You'll need to provide a tuple to sort on. Negate the first entry to sort on to force a descending sort:
sorted(d.items(), key=lambda i: (-i[1][0], i[1][1]))
Note that the reverse=True
argument is gone.
Demo:
>>> d = {'a1': (45, 8.2), 'a2': (80, 3.2), 'a3': (50, 4.2), 'a4': (80, 2.2)}
>>> sorted(d.items(), key=lambda i: (-i[1][0], i[1][1]))
[('a4', (80, 2.2)), ('a2', (80, 3.2)), ('a3', (50, 4.2)), ('a1', (45, 8.2))]
What we are doing here is simply exploit the fact that Python sequences are sorted lexicographically; if you are comparing two tuples, the first elements are compared, and only if they match the elements in the second position are considered, and so on. See the documentation on comparison expressions:
Tuples and lists are compared lexicographically using comparison of corresponding elements. [...] If not equal, the sequences are ordered the same as their first differing elements.
By providing a tuple as the value to sort on for each entry, we can provide additional information on how to sort items where the first element is the same.

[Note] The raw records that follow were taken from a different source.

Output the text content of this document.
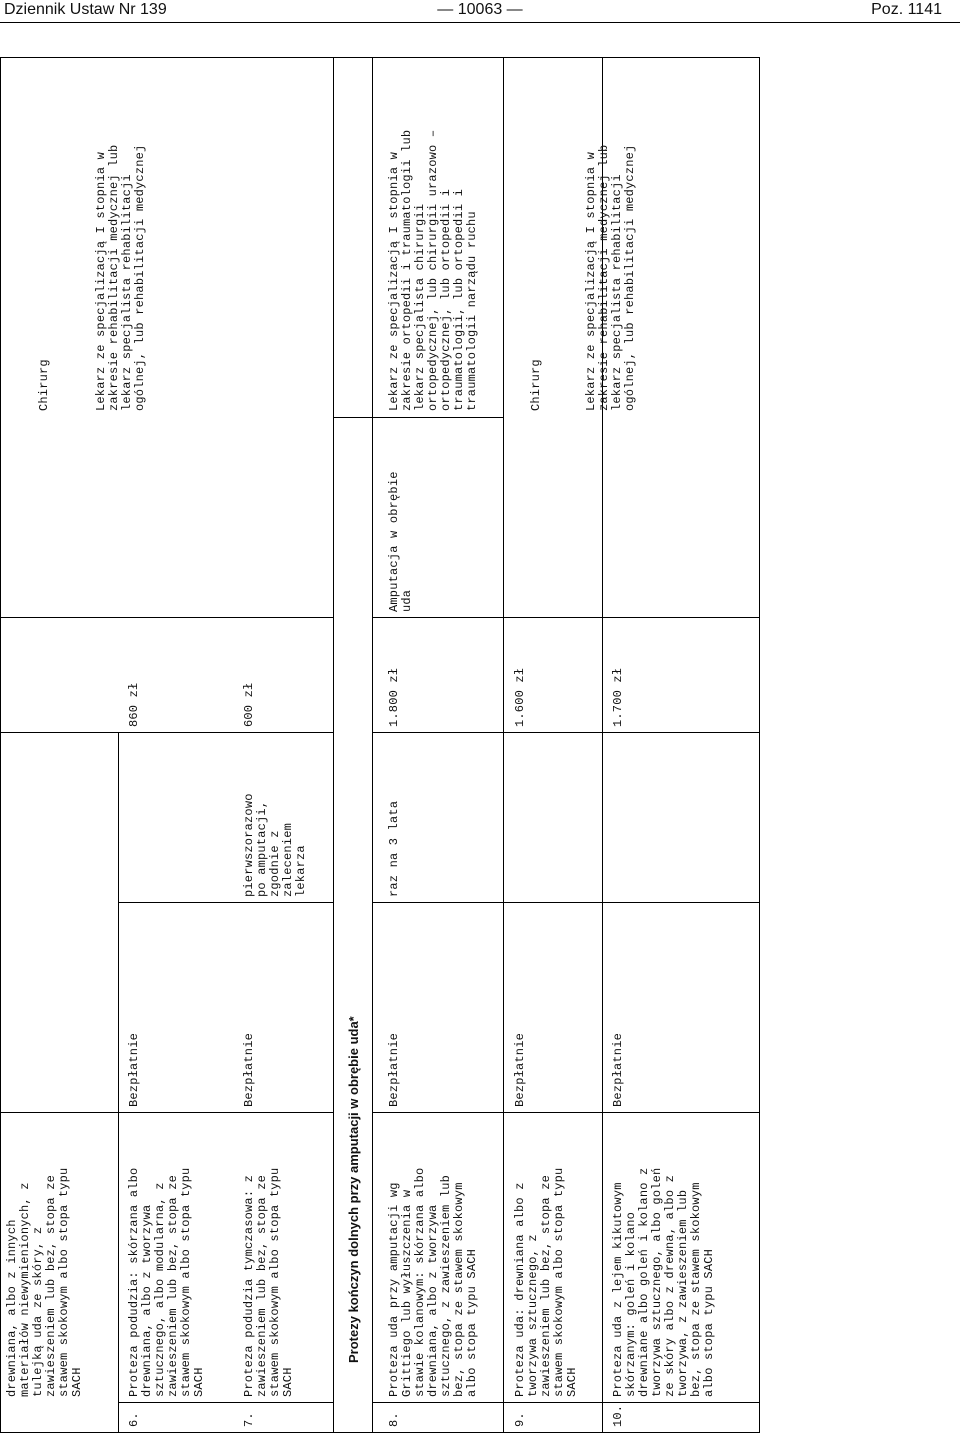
Dziennik Ustaw Nr 139	— 10063 —	Poz. 1141
drewniana, albo z innych
materiałów niewymienionych, z
tulejką uda ze skóry, z
zawieszeniem lub bez, stopa ze
stawem skokowym albo stopa typu
SACH
Chirurg
6.
Proteza podudzia: skórzana albo
drewniana, albo z tworzywa
sztucznego, albo modularna, z
zawieszeniem lub bez, stopa ze
stawem skokowym albo stopa typu
SACH
Bezpłatnie
860 zł
Lekarz ze specjalizacją I stopnia w
zakresie rehabilitacji medycznej lub
lekarz specjalista rehabilitacji
ogólnej, lub rehabilitacji medycznej
7.
Proteza podudzia tymczasowa: z
zawieszeniem lub bez, stopa ze
stawem skokowym albo stopa typu
SACH
Bezpłatnie
pierwszorazowo
po amputacji,
zgodnie z
zaleceniem
lekarza
600 zł
Protezy kończyn dolnych przy amputacji w obrębie uda*
8.
Proteza uda przy amputacji wg
Grittiego lub wyłuszczenia w
stawie kolanowym: skórzana albo
drewniana, albo z tworzywa
sztucznego, z zawieszeniem lub
bez, stopa ze stawem skokowym
albo stopa typu SACH
Bezpłatnie
raz na 3 lata
1.800 zł
Amputacja w obrębie
uda
Lekarz ze specjalizacją I stopnia w
zakresie ortopedii i traumatologii lub
lekarz specjalista chirurgii
ortopedycznej, lub chirurgii urazowo –
ortopedycznej, lub ortopedii i
traumatologii, lub ortopedii i
traumatologii narządu ruchu
9.
Proteza uda: drewniana albo z
tworzywa sztucznego, z
zawieszeniem lub bez, stopa ze
stawem skokowym albo stopa typu
SACH
Bezpłatnie
1.600 zł
Chirurg
10.
Proteza uda z lejem kikutowym
skórzanym: goleń i kolano
drewniane albo goleń i kolano z
tworzywa sztucznego, albo goleń
ze skóry albo z drewna, albo z
tworzywa, z zawieszeniem lub
bez, stopa ze stawem skokowym
albo stopa typu SACH
Bezpłatnie
1.700 zł
Lekarz ze specjalizacją I stopnia w
zakresie rehabilitacji medycznej lub
lekarz specjalista rehabilitacji
ogólnej, lub rehabilitacji medycznej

You cannot simply use reverse
here as that'd reverse the whole list after sorting forward, and it doesn't offer the option to reverse sub-groups. The negation trick simply provides integers in the other direction from zero, which also causes the sort order to reverse. When the first element matches the sort continues to use the second element in the same forward direction.